🤖 AI Summary
This work addresses the significant memory and bandwidth overhead of KV cache in on-device long-context inference with large language models by proposing an adaptive KV cache quantization method. Inspired by Huffman coding, it introduces a token-importance-aware variable-bit allocation mechanism that dynamically selects among {2/4/8-bit, FP16} precisions during decoding via a lightweight controller.
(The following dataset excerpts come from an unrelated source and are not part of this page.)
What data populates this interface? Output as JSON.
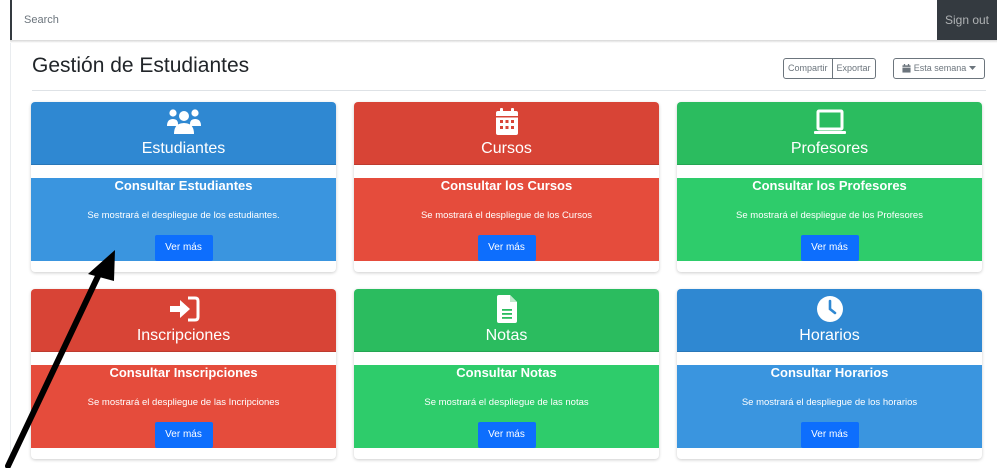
{
  "navbar": {
    "search_placeholder": "Search",
    "signout_label": "Sign out"
  },
  "header": {
    "title": "Gestión de Estudiantes",
    "share_label": "Compartir",
    "export_label": "Exportar",
    "week_label": "Esta semana"
  },
  "cards": [
    {
      "category": "Estudiantes",
      "title": "Consultar Estudiantes",
      "text": "Se mostrará el despliegue de los estudiantes.",
      "button": "Ver más",
      "icon": "users-icon",
      "color": "blue"
    },
    {
      "category": "Cursos",
      "title": "Consultar los Cursos",
      "text": "Se mostrará el despliegue de los Cursos",
      "button": "Ver más",
      "icon": "calendar-icon",
      "color": "red"
    },
    {
      "category": "Profesores",
      "title": "Consultar los Profesores",
      "text": "Se mostrará el despliegue de los Profesores",
      "button": "Ver más",
      "icon": "laptop-icon",
      "color": "green"
    },
    {
      "category": "Inscripciones",
      "title": "Consultar Inscripciones",
      "text": "Se mostrará el despliegue de las Incripciones",
      "button": "Ver más",
      "icon": "sign-in-icon",
      "color": "red"
    },
    {
      "category": "Notas",
      "title": "Consultar Notas",
      "text": "Se mostrará el despliegue de las notas",
      "button": "Ver más",
      "icon": "file-icon",
      "color": "green"
    },
    {
      "category": "Horarios",
      "title": "Consultar Horarios",
      "text": "Se mostrará el despliegue de los horarios",
      "button": "Ver más",
      "icon": "clock-icon",
      "color": "blue"
    }
  ],
  "colors": {
    "blue": "#3a95df",
    "red": "#e54c3c",
    "green": "#2ecc6b",
    "button": "#0d6efd",
    "navbar_dark": "#343a40"
  }
}
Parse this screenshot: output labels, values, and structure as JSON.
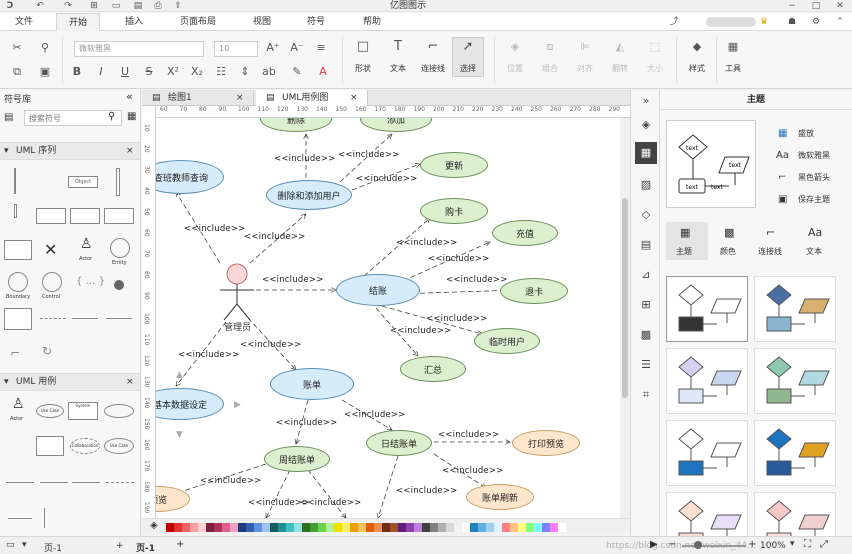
{
  "app": {
    "title": "亿图图示"
  },
  "menu": {
    "items": [
      "文件",
      "开始",
      "插入",
      "页面布局",
      "视图",
      "符号",
      "帮助"
    ],
    "active": "开始"
  },
  "toolbar": {
    "font_family": "微软雅黑",
    "font_size": "10",
    "shape_label": "形状",
    "text_label": "文本",
    "connector_label": "连接线",
    "select_label": "选择",
    "position_label": "位置",
    "group_label": "组合",
    "align_label": "对齐",
    "rotate_label": "翻转",
    "size_label": "大小",
    "style_label": "样式",
    "tools_label": "工具"
  },
  "library": {
    "title": "符号库",
    "search_placeholder": "搜索符号",
    "sections": [
      {
        "title": "UML 序列",
        "labels": [
          "Object",
          "Actor",
          "Entity",
          "Boundary",
          "Control"
        ]
      },
      {
        "title": "UML 用例",
        "labels": [
          "Actor",
          "Use Case",
          "System",
          "Collaboration",
          "Use Case"
        ]
      }
    ]
  },
  "tabs": [
    {
      "label": "绘图1"
    },
    {
      "label": "UML用例图"
    }
  ],
  "ruler": {
    "h": [
      "60",
      "70",
      "80",
      "90",
      "100",
      "110",
      "120",
      "130",
      "140",
      "150",
      "160",
      "170",
      "180",
      "190",
      "200",
      "210",
      "220",
      "230",
      "240",
      "250",
      "260",
      "270",
      "280",
      "290"
    ],
    "v": [
      "10",
      "20",
      "30",
      "40",
      "50",
      "60",
      "70",
      "80",
      "90",
      "100",
      "110",
      "120",
      "130",
      "140",
      "150",
      "160",
      "170",
      "180",
      "190"
    ]
  },
  "diagram": {
    "actor": "管理员",
    "include": "<<include>>",
    "nodes": {
      "delete": "删除",
      "add": "添加",
      "query": "查班教师查询",
      "deladd": "删除和添加用户",
      "update": "更新",
      "buy": "购卡",
      "recharge": "充值",
      "settle": "结账",
      "refund": "退卡",
      "summary": "汇总",
      "temp": "临时用户",
      "basic": "基本数据设定",
      "bill": "账单",
      "weekly": "周结账单",
      "daily": "日结账单",
      "print": "打印预览",
      "preview": "预览",
      "refresh": "账单刷新"
    }
  },
  "statusbar": {
    "page_selector": "页-1",
    "page_tab": "页-1",
    "zoom": "100%",
    "watermark": "https://blog.csdn.net/weixin_44..."
  },
  "theme": {
    "title": "主题",
    "options": [
      "盛放",
      "微软雅黑",
      "黑色箭头",
      "保存主题"
    ],
    "tabs": [
      "主题",
      "颜色",
      "连接线",
      "文本"
    ],
    "colors": {
      "accent": "#1e73be",
      "selected_tab": "#e4e4e4"
    }
  }
}
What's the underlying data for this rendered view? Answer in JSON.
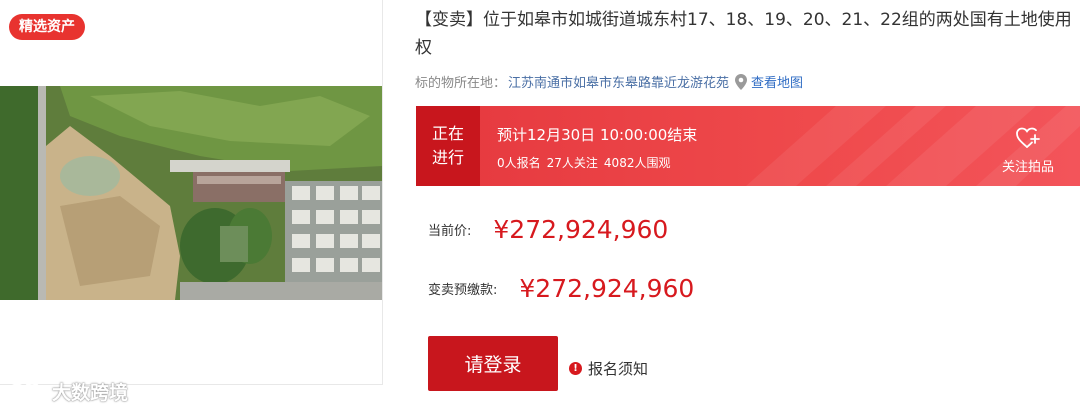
{
  "left": {
    "tag": "精选资产",
    "watermark": "大数跨境"
  },
  "title": "【变卖】位于如皋市如城街道城东村17、18、19、20、21、22组的两处国有土地使用权",
  "location": {
    "label": "标的物所在地：",
    "value": "江苏南通市如皋市东皋路靠近龙游花苑",
    "map_link": "查看地图"
  },
  "banner": {
    "status_line1": "正在",
    "status_line2": "进行",
    "end_time": "预计12月30日 10:00:00结束",
    "signups": "0人报名",
    "followers": "27人关注",
    "viewers": "4082人围观",
    "follow_label": "关注拍品"
  },
  "prices": {
    "current_label": "当前价:",
    "current_value": "¥272,924,960",
    "deposit_label": "变卖预缴款:",
    "deposit_value": "¥272,924,960"
  },
  "actions": {
    "login": "请登录",
    "notice": "报名须知"
  },
  "colors": {
    "accent": "#c8161d",
    "price": "#d7191e",
    "banner": "#ef4a4c"
  },
  "icons": {
    "pin": "map-pin-icon",
    "heart": "heart-plus-icon",
    "alert": "exclamation-icon"
  }
}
The controller leverages low-overhead features—such as token frequency, quality scores, attention variance, and entropy—to enable efficient real-time decisions. Evaluated on the SmolLM model family, the approach substantially outperforms static and rule-based baselines: for instance, on SmolLM-360M, it reduces latency by 17.75% and improves accuracy by 7.60 points on HellaSwag, trailing FP16 by only 0.30 points.
📝 Abstract
Large Language Models (LLMs) have achieved remarkable progress across reasoning, generation, and decision-making tasks, yet deploying them on mobile, embedded, and edge devices remains particularly challenging. On-device LLM inference is heavily constrained by the memory and bandwidth overhead of the key-value (KV) cache, which grows linearly with context length and often dominates decoding cost. Existing KV-cache quantization schemes typically rely on fixed precision or hand-crafted heuristics, thereby wasting bits on low-impact tokens while over-compressing informative ones, leading to avoidable accuracy degradation. Inspired by Huffman coding's principle of variable-length allocation, we propose adaptive KV-cache quantization, a learned policy that assigns bit-width proportional to token importance, minimizing expected memory and latency without sacrificing competitive accuracy. Our framework extracts lightweight token-level features, including token frequency, quality score, attention variance, and entropy-based uncertainty, and feeds them into a compact data-driven controller that dynamically selects KV precision from {2-bit, 4-bit, 8-bit, FP16} during decoding. This adaptive precision policy reduces KV memory footprint and latency while improving accuracy compared to static KV quantization and rule-based baselines, and maintaining competitive accuracy close to FP16 inference across standard LLM benchmarks. Extensive experiments across multiple commonsense reasoning benchmarks using SmolLM-135M, SmolLM-360M, and SmolLM-1.7B demonstrate that our controller consistently improves the accuracy-latency trade-off. For instance, with SmolLM-360M on HellaSwag, our method reduces decoding latency (ms/token) by 17.75% relative to static KV quantization, improves accuracy by 7.60 points, and remains within only 0.30 points of FP16 inference.